Biri bize şu yüzde 17’yi anlatsın

ARADAKİ farkı kim ödüyor? Sen, ben, hepimiz. Durup dururken, oturduğumuz yerde ve bizim hiç kusurumuz yokken, milyar dolarlar ödüyoruz. Sırf beceriksizlik, kötü yönetim ve dünyayı algılama noksanlığından.

Bir tartışma var. Merkez Bankası İstanbul’a taşınsın mı, taşınmasın mı?

Yapay ve incir çekirdeğini doldurmayan bir tartışma. Asıl sorunları arka plana itiyor. Oysa, Merkez Bankası faiz politikası bırakın tartışmayı, manşetlerden inmeyecek türde. Herkes biliyor, ama üzerine giden fazla kişi yok.

DPT eski müsteşarlarından Ali Tigrel bu konuda bir rapor yazıyor. Önemli tespitler içeren bir rapor.

184 MİLYAR DOLAR

Türkiye’nin 68 milyar dolarlık döviz birikimi var. Bu yüzde 4-5 faizle Amerikan ve Avrupa ülkelerinin hazine bonolarına bağlanıyor.

Buna karşılık:

Dışardan borçlandığımız zaman, ödediğimiz faiz yüzde 17.

Siz böyle bir faiz politikası, böyle bir Merkez Bankası biliyor musunuz?
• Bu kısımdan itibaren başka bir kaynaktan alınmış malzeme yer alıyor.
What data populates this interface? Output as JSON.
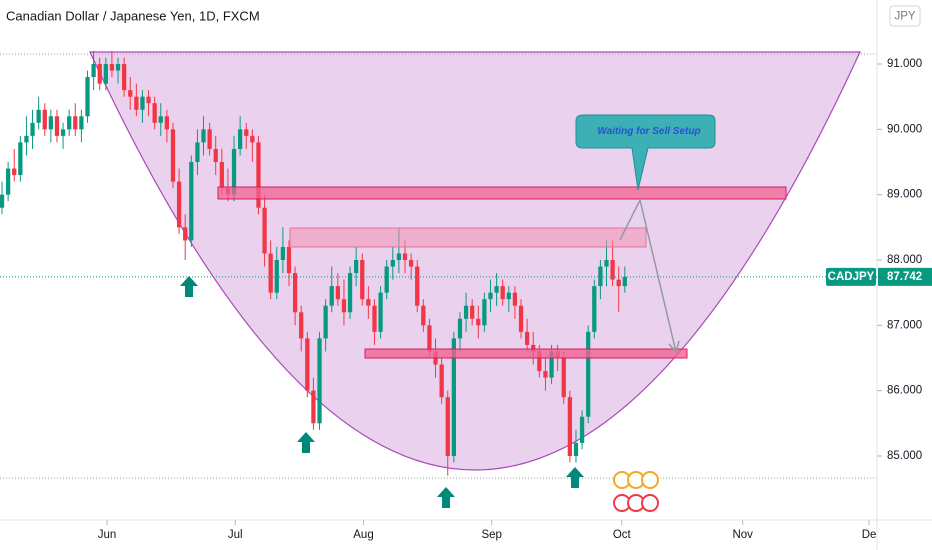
{
  "chart_data": {
    "type": "candlestick",
    "title": "Canadian Dollar / Japanese Yen, 1D, FXCM",
    "currency": "JPY",
    "symbol": "CADJPY",
    "last_price": {
      "value": 87.742,
      "label": "87.742"
    },
    "annotation": "Waiting for Sell Setup",
    "up_color": "#089981",
    "down_color": "#f23645",
    "xlim": [
      -0.33,
      143.3
    ],
    "xticks": [
      {
        "value": 17.2,
        "label": "Jun"
      },
      {
        "value": 38.2,
        "label": "Jul"
      },
      {
        "value": 59.2,
        "label": "Aug"
      },
      {
        "value": 80.2,
        "label": "Sep"
      },
      {
        "value": 101.5,
        "label": "Oct"
      },
      {
        "value": 121.3,
        "label": "Nov"
      },
      {
        "value": 142,
        "label": "De"
      }
    ],
    "ylim": [
      84.02,
      91.98
    ],
    "yticks": [
      {
        "value": 85,
        "label": "85.000"
      },
      {
        "value": 86,
        "label": "86.000"
      },
      {
        "value": 87,
        "label": "87.000"
      },
      {
        "value": 88,
        "label": "88.000"
      },
      {
        "value": 89,
        "label": "89.000"
      },
      {
        "value": 90,
        "label": "90.000"
      },
      {
        "value": 91,
        "label": "91.000"
      }
    ],
    "ohlc": [
      [
        88.8,
        89.2,
        88.7,
        89.0
      ],
      [
        89.0,
        89.5,
        88.9,
        89.4
      ],
      [
        89.4,
        89.7,
        89.2,
        89.3
      ],
      [
        89.3,
        89.9,
        89.2,
        89.8
      ],
      [
        89.8,
        90.2,
        89.6,
        89.9
      ],
      [
        89.9,
        90.3,
        89.7,
        90.1
      ],
      [
        90.1,
        90.5,
        90.0,
        90.3
      ],
      [
        90.3,
        90.4,
        89.9,
        90.0
      ],
      [
        90.0,
        90.3,
        89.8,
        90.2
      ],
      [
        90.2,
        90.3,
        89.8,
        89.9
      ],
      [
        89.9,
        90.1,
        89.7,
        90.0
      ],
      [
        90.0,
        90.3,
        89.9,
        90.2
      ],
      [
        90.2,
        90.4,
        89.9,
        90.0
      ],
      [
        90.0,
        90.3,
        89.8,
        90.2
      ],
      [
        90.2,
        90.9,
        90.1,
        90.8
      ],
      [
        90.8,
        91.2,
        90.6,
        91.0
      ],
      [
        91.0,
        91.1,
        90.6,
        90.7
      ],
      [
        90.7,
        91.1,
        90.6,
        91.0
      ],
      [
        91.0,
        91.2,
        90.8,
        90.9
      ],
      [
        90.9,
        91.1,
        90.7,
        91.0
      ],
      [
        91.0,
        91.1,
        90.5,
        90.6
      ],
      [
        90.6,
        90.8,
        90.3,
        90.5
      ],
      [
        90.5,
        90.7,
        90.2,
        90.3
      ],
      [
        90.3,
        90.6,
        90.1,
        90.5
      ],
      [
        90.5,
        90.6,
        90.2,
        90.4
      ],
      [
        90.4,
        90.5,
        90.0,
        90.1
      ],
      [
        90.1,
        90.4,
        89.9,
        90.2
      ],
      [
        90.2,
        90.3,
        89.8,
        90.0
      ],
      [
        90.0,
        90.1,
        89.1,
        89.2
      ],
      [
        89.2,
        89.4,
        88.4,
        88.5
      ],
      [
        88.5,
        88.7,
        88.0,
        88.3
      ],
      [
        88.3,
        89.6,
        88.2,
        89.5
      ],
      [
        89.5,
        90.0,
        89.3,
        89.8
      ],
      [
        89.8,
        90.2,
        89.6,
        90.0
      ],
      [
        90.0,
        90.1,
        89.6,
        89.7
      ],
      [
        89.7,
        89.9,
        89.3,
        89.5
      ],
      [
        89.5,
        89.7,
        89.0,
        89.1
      ],
      [
        89.1,
        89.4,
        88.9,
        89.0
      ],
      [
        89.0,
        89.9,
        88.9,
        89.7
      ],
      [
        89.7,
        90.2,
        89.6,
        90.0
      ],
      [
        90.0,
        90.1,
        89.7,
        89.9
      ],
      [
        89.9,
        90.0,
        89.5,
        89.8
      ],
      [
        89.8,
        89.9,
        88.7,
        88.8
      ],
      [
        88.8,
        89.0,
        87.9,
        88.1
      ],
      [
        88.1,
        88.3,
        87.4,
        87.5
      ],
      [
        87.5,
        88.2,
        87.4,
        88.0
      ],
      [
        88.0,
        88.5,
        87.8,
        88.2
      ],
      [
        88.2,
        88.3,
        87.6,
        87.8
      ],
      [
        87.8,
        87.9,
        87.0,
        87.2
      ],
      [
        87.2,
        87.3,
        86.6,
        86.8
      ],
      [
        86.8,
        86.9,
        85.9,
        86.0
      ],
      [
        86.0,
        86.2,
        85.4,
        85.5
      ],
      [
        85.5,
        86.9,
        85.4,
        86.8
      ],
      [
        86.8,
        87.4,
        86.6,
        87.3
      ],
      [
        87.3,
        87.9,
        87.2,
        87.6
      ],
      [
        87.6,
        87.8,
        87.3,
        87.4
      ],
      [
        87.4,
        87.7,
        87.0,
        87.2
      ],
      [
        87.2,
        87.9,
        87.1,
        87.8
      ],
      [
        87.8,
        88.2,
        87.6,
        88.0
      ],
      [
        88.0,
        88.1,
        87.3,
        87.4
      ],
      [
        87.4,
        87.6,
        87.1,
        87.3
      ],
      [
        87.3,
        87.4,
        86.7,
        86.9
      ],
      [
        86.9,
        87.6,
        86.8,
        87.5
      ],
      [
        87.5,
        88.0,
        87.4,
        87.9
      ],
      [
        87.9,
        88.2,
        87.7,
        88.0
      ],
      [
        88.0,
        88.5,
        87.8,
        88.1
      ],
      [
        88.1,
        88.3,
        87.8,
        88.0
      ],
      [
        88.0,
        88.1,
        87.7,
        87.9
      ],
      [
        87.9,
        88.0,
        87.2,
        87.3
      ],
      [
        87.3,
        87.4,
        86.9,
        87.0
      ],
      [
        87.0,
        87.1,
        86.5,
        86.6
      ],
      [
        86.6,
        86.8,
        86.2,
        86.4
      ],
      [
        86.4,
        86.5,
        85.8,
        85.9
      ],
      [
        85.9,
        86.0,
        84.7,
        85.0
      ],
      [
        85.0,
        86.9,
        84.9,
        86.8
      ],
      [
        86.8,
        87.2,
        86.6,
        87.1
      ],
      [
        87.1,
        87.5,
        86.9,
        87.3
      ],
      [
        87.3,
        87.4,
        87.0,
        87.1
      ],
      [
        87.1,
        87.3,
        86.8,
        87.0
      ],
      [
        87.0,
        87.5,
        86.9,
        87.4
      ],
      [
        87.4,
        87.7,
        87.2,
        87.5
      ],
      [
        87.5,
        87.8,
        87.3,
        87.6
      ],
      [
        87.6,
        87.7,
        87.3,
        87.4
      ],
      [
        87.4,
        87.6,
        87.2,
        87.5
      ],
      [
        87.5,
        87.6,
        87.1,
        87.3
      ],
      [
        87.3,
        87.4,
        86.8,
        86.9
      ],
      [
        86.9,
        87.1,
        86.6,
        86.7
      ],
      [
        86.7,
        86.9,
        86.4,
        86.6
      ],
      [
        86.6,
        86.7,
        86.2,
        86.3
      ],
      [
        86.3,
        86.5,
        86.0,
        86.2
      ],
      [
        86.2,
        86.7,
        86.1,
        86.6
      ],
      [
        86.6,
        86.7,
        86.3,
        86.5
      ],
      [
        86.5,
        86.6,
        85.8,
        85.9
      ],
      [
        85.9,
        86.0,
        84.9,
        85.0
      ],
      [
        85.0,
        85.4,
        84.9,
        85.2
      ],
      [
        85.2,
        85.7,
        85.1,
        85.6
      ],
      [
        85.6,
        87.0,
        85.5,
        86.9
      ],
      [
        86.9,
        87.7,
        86.8,
        87.6
      ],
      [
        87.6,
        88.0,
        87.4,
        87.9
      ],
      [
        87.9,
        88.3,
        87.6,
        88.0
      ],
      [
        88.0,
        88.3,
        87.6,
        87.7
      ],
      [
        87.7,
        87.9,
        87.2,
        87.6
      ],
      [
        87.6,
        87.9,
        87.5,
        87.742
      ]
    ]
  }
}
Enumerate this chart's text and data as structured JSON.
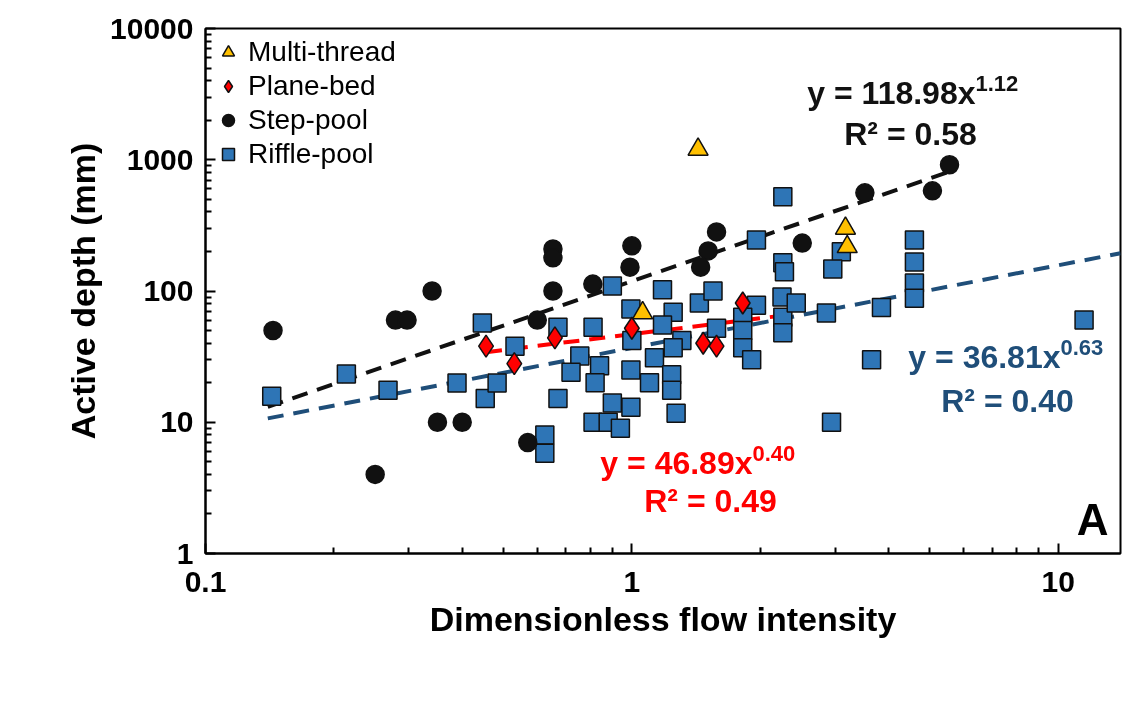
{
  "chart_data": {
    "type": "scatter",
    "xlabel": "Dimensionless flow intensity",
    "ylabel": "Active depth (mm)",
    "log": "xy",
    "xlim": [
      0.1,
      14
    ],
    "ylim": [
      1,
      10000
    ],
    "xticks": [
      0.1,
      1,
      10
    ],
    "yticks": [
      1,
      10,
      100,
      1000,
      10000
    ],
    "grid": false,
    "legend": "top left",
    "annotations": [
      "y = 118.98x$^{1.12}$",
      "R² = 0.58",
      "y = 46.89x$^{0.40}$",
      "R² = 0.49",
      "y = 36.81x$^{0.63}$",
      "R² = 0.40",
      "A"
    ],
    "series": [
      {
        "name": "Multi-thread",
        "marker": "triangle",
        "color": "#ffc000",
        "x": [
          1.43,
          3.17,
          3.2,
          1.06
        ],
        "values": [
          1200,
          300,
          217,
          68
        ]
      },
      {
        "name": "Plane-bed",
        "marker": "diamond",
        "color": "#ff0000",
        "x": [
          0.455,
          0.53,
          0.66,
          1.0,
          1.47,
          1.58,
          1.82
        ],
        "values": [
          38,
          28,
          44,
          52,
          40,
          38,
          81
        ]
      },
      {
        "name": "Step-pool",
        "marker": "circle",
        "color": "#111111",
        "x": [
          0.144,
          0.279,
          0.297,
          0.34,
          0.35,
          0.4,
          0.25,
          0.653,
          0.653,
          0.653,
          0.6,
          0.81,
          1.0,
          0.99,
          1.58,
          1.51,
          1.45,
          2.51,
          0.57,
          3.52,
          5.07,
          5.56
        ],
        "values": [
          50,
          60,
          60,
          100,
          10,
          10,
          4,
          209,
          179,
          100,
          60,
          113,
          221,
          152,
          282,
          202,
          152,
          232,
          7,
          560,
          580,
          916
        ]
      },
      {
        "name": "Riffle-pool",
        "marker": "square",
        "color": "#2e75b6",
        "x": [
          0.143,
          0.214,
          0.268,
          0.389,
          0.453,
          0.483,
          0.446,
          0.532,
          0.671,
          0.811,
          0.9,
          0.995,
          1.0,
          1.18,
          1.25,
          1.18,
          1.44,
          1.55,
          1.58,
          1.96,
          1.96,
          1.82,
          1.82,
          1.82,
          1.91,
          2.26,
          2.26,
          2.28,
          2.25,
          2.26,
          2.26,
          2.43,
          0.755,
          0.72,
          0.84,
          0.82,
          0.671,
          0.9,
          0.995,
          0.995,
          0.811,
          0.88,
          0.94,
          1.13,
          1.1,
          1.24,
          1.24,
          1.27,
          0.625,
          0.625,
          1.31,
          1.25,
          3.1,
          2.96,
          2.86,
          3.85,
          4.6,
          4.6,
          4.6,
          4.6,
          3.65,
          2.94,
          11.5
        ],
        "values": [
          15.8,
          23.3,
          17.5,
          19.9,
          15.2,
          19.9,
          57,
          38,
          53,
          53,
          109,
          73,
          42,
          102,
          69,
          55,
          81,
          100,
          52,
          245,
          78,
          63,
          50,
          37,
          30,
          522,
          164,
          140,
          90,
          63,
          48,
          81,
          32,
          24,
          27,
          20,
          15.2,
          14,
          25,
          13,
          10,
          10,
          9,
          31,
          20,
          23,
          17.5,
          11.7,
          8,
          5.8,
          42,
          37,
          199,
          147,
          68,
          75,
          245,
          166,
          115,
          88,
          30,
          10,
          60
        ]
      },
      {
        "type": "line",
        "color": "#111111",
        "line_style": "dashed",
        "x": [
          0.14,
          5.5
        ],
        "values": [
          13.1,
          803
        ]
      },
      {
        "type": "line",
        "color": "#ff0000",
        "line_style": "dashed",
        "x": [
          0.455,
          2.24
        ],
        "values": [
          34.2,
          64.8
        ]
      },
      {
        "type": "line",
        "color": "#1f4e79",
        "line_style": "dashed",
        "x": [
          0.14,
          14
        ],
        "values": [
          10.7,
          194
        ]
      }
    ]
  }
}
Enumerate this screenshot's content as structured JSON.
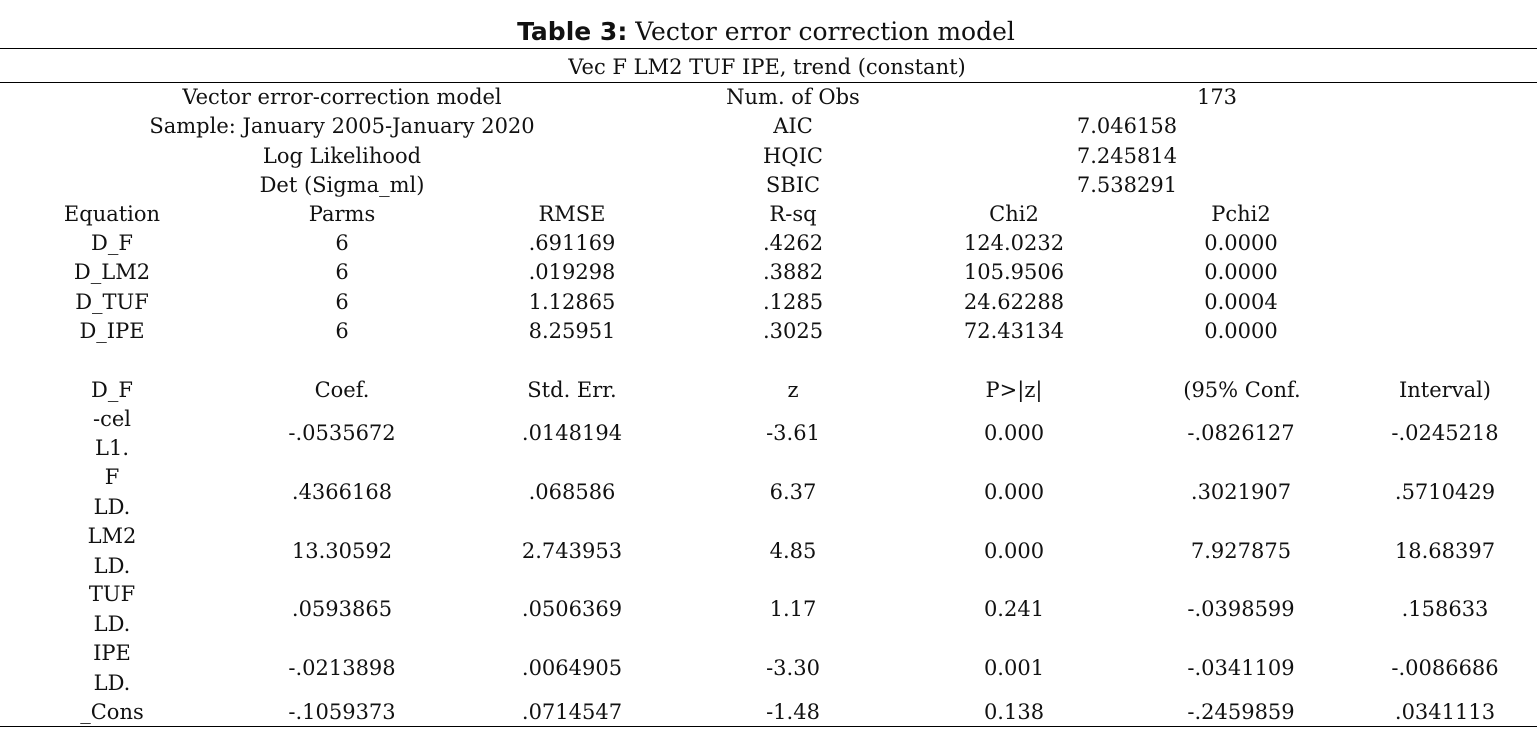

Sen faiz alırken yüzde 4-5, ama faiz öderken yüzde 17.

Aradaki kazığı hep birlikte ödüyoruz. Dolaylı vergilerle. Telefonla, benzinle.

Dış borç sürekli artıyor, artan her borca yüzde 17 faiz biniyor. Bizim hiçbir kusurumuz yokken, cebimizden faiz için çıkan para 184 milyar dolar. Milli gelirin üçte biri.

184 milyar dolar AKP iktidarında, 2002-2007 arasında ödeniyor. Dünyada en yüksek ve en çok faiz ödeyen ülke Türkiye.

Hangi Merkez Bankası, hangi borç yönetimi, hangi iktidar? Hangisi olacak, AKP’nin Türkiye’ye faturası.

KARGA VE BÜLBÜL

Bayramın ikinci günü Süleyman Demirel telefonda:

"Bunlar kargayı bülbül yaptılar. Yüzde 47 oy aldılar, ama yüzde 47 böyle bir ekonomi yönetimini halletmiyor."

Demirel devam ediyor:

"Böyle giderse, önümüzdeki yıllarda Türkiye karanlıkta kalacak. Hani nerede enerji yatırımları? Türkiye en az enerji üreten, ama onu kendi halkına en pahalı satan ülkelerin başında geliyor".

Yapay tartışmalar içinde kaybolan Türkiye, gerçeklerden kaçıyor.

Olli Rehn’in KKTC’ye ayıbı

GEÇEN pazartesi, Brüksel.

KKTC Başbakanı Ferdi Sabit Soyer AB’nin genişlemeden sorumlu komseri Olli Rehn’in konuğu.

Önceden varılan anlaşma gereği, Olli Rehn, Soyer’e Brüksel’de randevu veriyor. KKTC Başbakanı da, kalkıyor Brüksel’e gidiyor.

Görüşmeye bir saat kala, Olli Rehn’in ofisinden KKTC Başbakanı Soyer’in kaldığı otele telefon geliyor:

"Kosova’da önemli gelişmeler var, onun için sizden özür diliyoruz, şu anda görüşmemiz mümkün değil."

Randevusu son anda iptal edilen bir Başbakan. Sanki, Kosova’da yer yerinden oynuyor ve Olli Rehn sanki elindeki tılsımlı güçle, Kosova sorununu hemen o anda çözüyor.

Nezaket ve diplomatik kurala sığmayan bu davranış için, KKTC’nin yorumu: "Olli Rehn’e Rumlar baskı yaptı, o da o baskıyı kabul etti."

Kim, ne yaptıysa yapıyor, ama en büyük ayıbı Olli Rehn yapıyor.

Olli Rehn randevusunu son anda iptal ederken, Almanya eski Başbakanı Schröder yeni yılda KKTC’yi ziyarete hazırlanıyor.